Whether or not our climate has multiple stable states is vitally important because if it does and we start to push it, we could very possibly push it out of one and into another and it might be very hard to return. How would we know if it did? One way (the reductionist way) might be to carefully build a replica of it, to the very best of our ability, then start pushing it around and see if it switches. Not a bad idea, but with obvious drawbacks too: our model might not be quite perfect and it takes a long time to run these pushing experiments on a computer, so it’d be hard to draw solid conclusions. Another way is to think theoretically about what is required of a system to be a jumping system then study whether the Earth satisfies the conditions, looking back at the record we have about our real Earth system to see if we can see signatures of jumping. To do that, however, we need to know what jumping looks like.

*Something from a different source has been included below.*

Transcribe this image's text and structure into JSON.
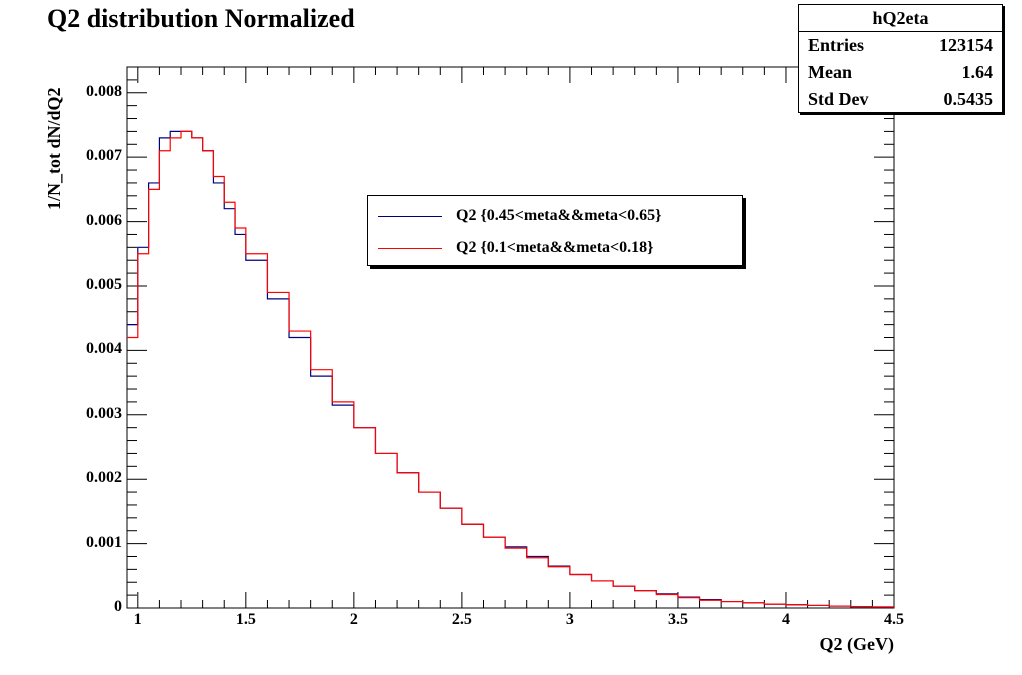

That’s why we’re interested in a class of mathematical constructs called random dynamical systems. They’re an abstract construct and could be interpreted into the real world in lots of different ways so, like most everything in mathematics, they’re probably useful in a lot of fields. What they can do for us, though, is to represent the Earth like a point moving between states according to some update rule, complicated or simple, which summarises the evolution of our climate in time. What makes them even more complicated than the dynamical systems people like Ed Lorenz have been studying for decades is that we now allow the update rule to be a little bit random thanks to a Brownian motion term: to send the Earth up the valley when it should have gone down, occasionally. Suddenly, a whole new class of behaviour is exposed: with bistabilitity in the update scheme and additional noise comes stochastic resonance, the seemingly regular jumping of our proverbial ball between valleys depending on which way the wind (which wouldn’t usually be enough to move a ball between valleys!) blows. They also might simplify dynamical systems, with noise-induced synchronisation meaning that even if we don’t know where exactly the point started, it’ll end up in a similar place if it undergoes the same noise.
It’s not that the Earth is a random dynamical system (it’s a planet, not an abstract mathematical concept), it’s that we hope that by trying to represent it as one, we’ll learn more about it. Climate certainly has some random elements: weather provides unpredictable and sometimes large change in local climate, not to mention volcanoes. We also have stochastic resonance-looking jump-like events recorded in the history: the Glacial-Interglacials and maybe Dansgaard-Oeschger events in the past million years. If we find that to some extent our reality fits well into this concept, we will be able to draw conclusions from the concept back out to the real world. It probably won’t be as revealing as complex wave functions were for quantum mechanics, but having a new way to account for the world around us is almost surely a good thing.
When it comes to complex systems that we count on for our survival, no one approach can be relied on. We don’t have a reason to believe that there’s a single bit of mathematics that nature obeys on this scale, but there will be patterns and properties at all scales which fit into mathematical frameworks. Random dynamical systems let us look at the pattern of stability and large changes in the whole system and is, as both a mathematical field and a climate perspective, relatively new and so very exciting.